エルフィン・エバンス (GR YARIS Rally1 HYBRID 33号車)
終末を通して非常に激しい表彰台を争いをしましたが、最終的に表彰台に上がることができず残念です。とてつもなくタイムが離れていたわけではなく、残念ながら僅かに届きませんでした。金曜日はいいフィーリングが得られるまで少し時間がかかり、それ以降の戦いのことを考えると、出走順という点ではその時点で既に厳しい状況だったといえます。この週末、圧倒的な強さを発揮したカッレは素晴らしい戦いをしたと思います。自分たちの結果に満足することは難しいですが、総合4位と、パワーステージの結果によってポイントを獲得することができました。次のラリー・フィンランドに向けて良いウォームアップにもなったと思うので、来週はしっかりと準備をして、より良い結果を目指したいと思います。

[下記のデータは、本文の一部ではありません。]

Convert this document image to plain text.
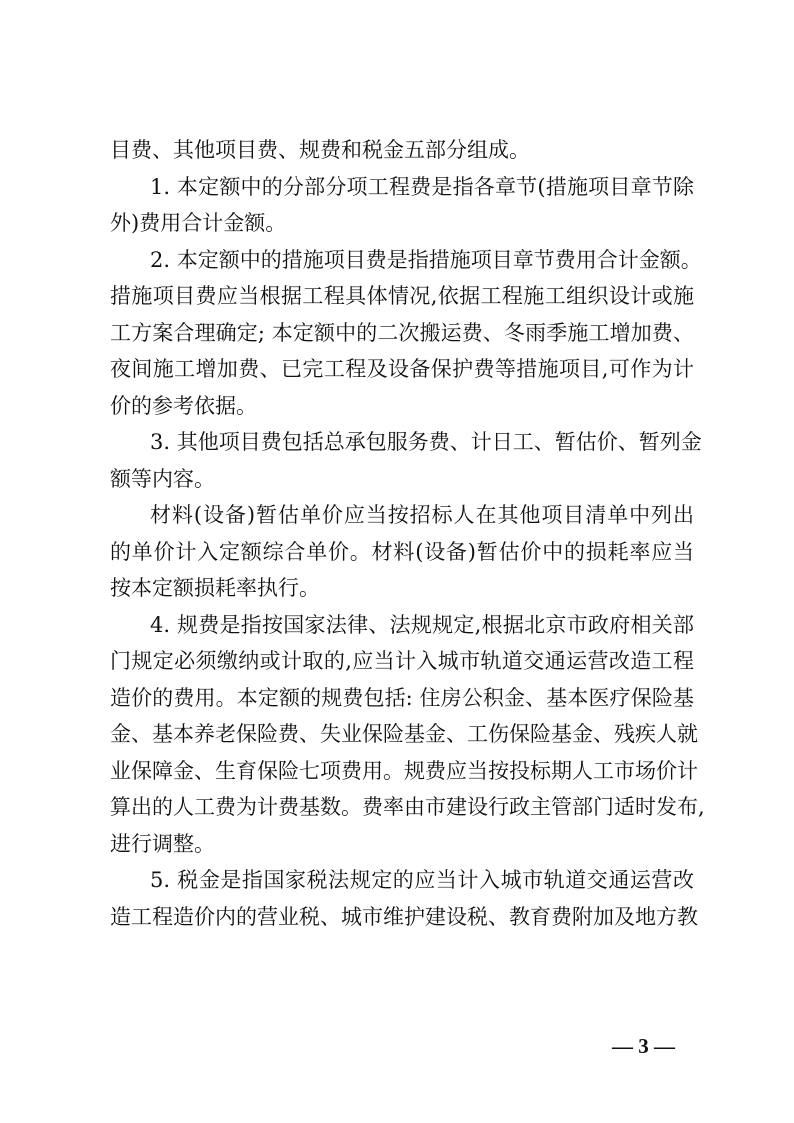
目费、其他项目费、规费和税金五部分组成。
1. 本定额中的分部分项工程费是指各章节(措施项目章节除
外)费用合计金额。
2. 本定额中的措施项目费是指措施项目章节费用合计金额。
措施项目费应当根据工程具体情况,依据工程施工组织设计或施
工方案合理确定; 本定额中的二次搬运费、冬雨季施工增加费、
夜间施工增加费、已完工程及设备保护费等措施项目,可作为计
价的参考依据。
3. 其他项目费包括总承包服务费、计日工、暂估价、暂列金
额等内容。
材料(设备)暂估单价应当按招标人在其他项目清单中列出
的单价计入定额综合单价。材料(设备)暂估价中的损耗率应当
按本定额损耗率执行。
4. 规费是指按国家法律、法规规定,根据北京市政府相关部
门规定必须缴纳或计取的,应当计入城市轨道交通运营改造工程
造价的费用。本定额的规费包括: 住房公积金、基本医疗保险基
金、基本养老保险费、失业保险基金、工伤保险基金、残疾人就
业保障金、生育保险七项费用。规费应当按投标期人工市场价计
算出的人工费为计费基数。费率由市建设行政主管部门适时发布,
进行调整。
5. 税金是指国家税法规定的应当计入城市轨道交通运营改
造工程造价内的营业税、城市维护建设税、教育费附加及地方教
— 3 —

勝田 貴元 (GR YARIS Rally1 HYBRID 18号車)
ポジティブなことも、ネガティブなこともあった週末でした。ミスや危ない瞬間を経験することなくラリーを終えられたのは良かったですし、クリーンに戦うことはできたと思います。しかし、いろいろな状況でスピードが足りていなかったので、次のラリーに向けて改善しなくてはなりません。序盤はかなり苦戦し、その後フィーリングは良くなっていきましたが、それでもさらに高いスピードを発揮したかったですし、自分のパフォーマンスには到底満足することができません。それでも、この状況をポジティブに捉え、今回の戦いを分析して次のラリー・フィンランドに向けて改善したいと思います。カッレとヨンネ、そしてチーム全員の優勝を祝福します。

ラリー・エストニアの結果
1 カッレ・ロバンペラ/ヨンネ・ハルットゥネン (トヨタ GR YARIS Rally1 HYBRID) 2h36m03.1s
2 ティエリー・ヌービル/マーティン・ヴィーデガ (ヒョンデ i20 N Rally1 HYBRID) +52.7s
3 エサペッカ・ラッピ/ヤンネ・フェルム (ヒョンデ i20 N Rally1 HYBRID) +59.5s
4 エルフィン・エバンス/スコット・マーティン (トヨタ GR YARIS Rally1 HYBRID) +1m06.8s
5 テーム・スニネン/ミッコ・マルックラ (ヒョンデ i20 N Rally1 HYBRID) +2m21.1s
6 ピエール=ルイ・ルーベ/ニコラ・ジルソー (フォード PUMA Rally1 HYBRID) +3m09.9s
7 勝田 貴元/アーロン・ジョンストン (トヨタ GR YARIS Rally1 HYBRID) +3m10.2s
8 オィット・タナック/マルティン・ヤルヴェオヤ (フォードPUMA Rally1 HYBRID) +6m25.6s
9 アンドレアス・ミケルセン/トシュテン・エリクソン (シュコダ Fabia RS Rally2) +9m54.1s
10 サミ・パヤリ/エンニ・マルコネン (シュコダ Fabia RS Rally2) +10m03.8s
(現地時間7月23日18時30分時点のリザルトです。最新リザルトはwww.wrc.comをご確認下さい。)

次回のイベント情報
WRC次戦は、8月3日(木)から6日(日)にかけて、フィンランドのユバスキュラを中心に開催される「ラリー・フィンランド」です。フィンランドはWRCを代表するハイスピード・グラベル(未舗装路)イベントであり、サービスパークはTGR-WRTのヘッドクォーターのすぐ近くに置かれるため、チームにとってはホームイベントといえるラリーです。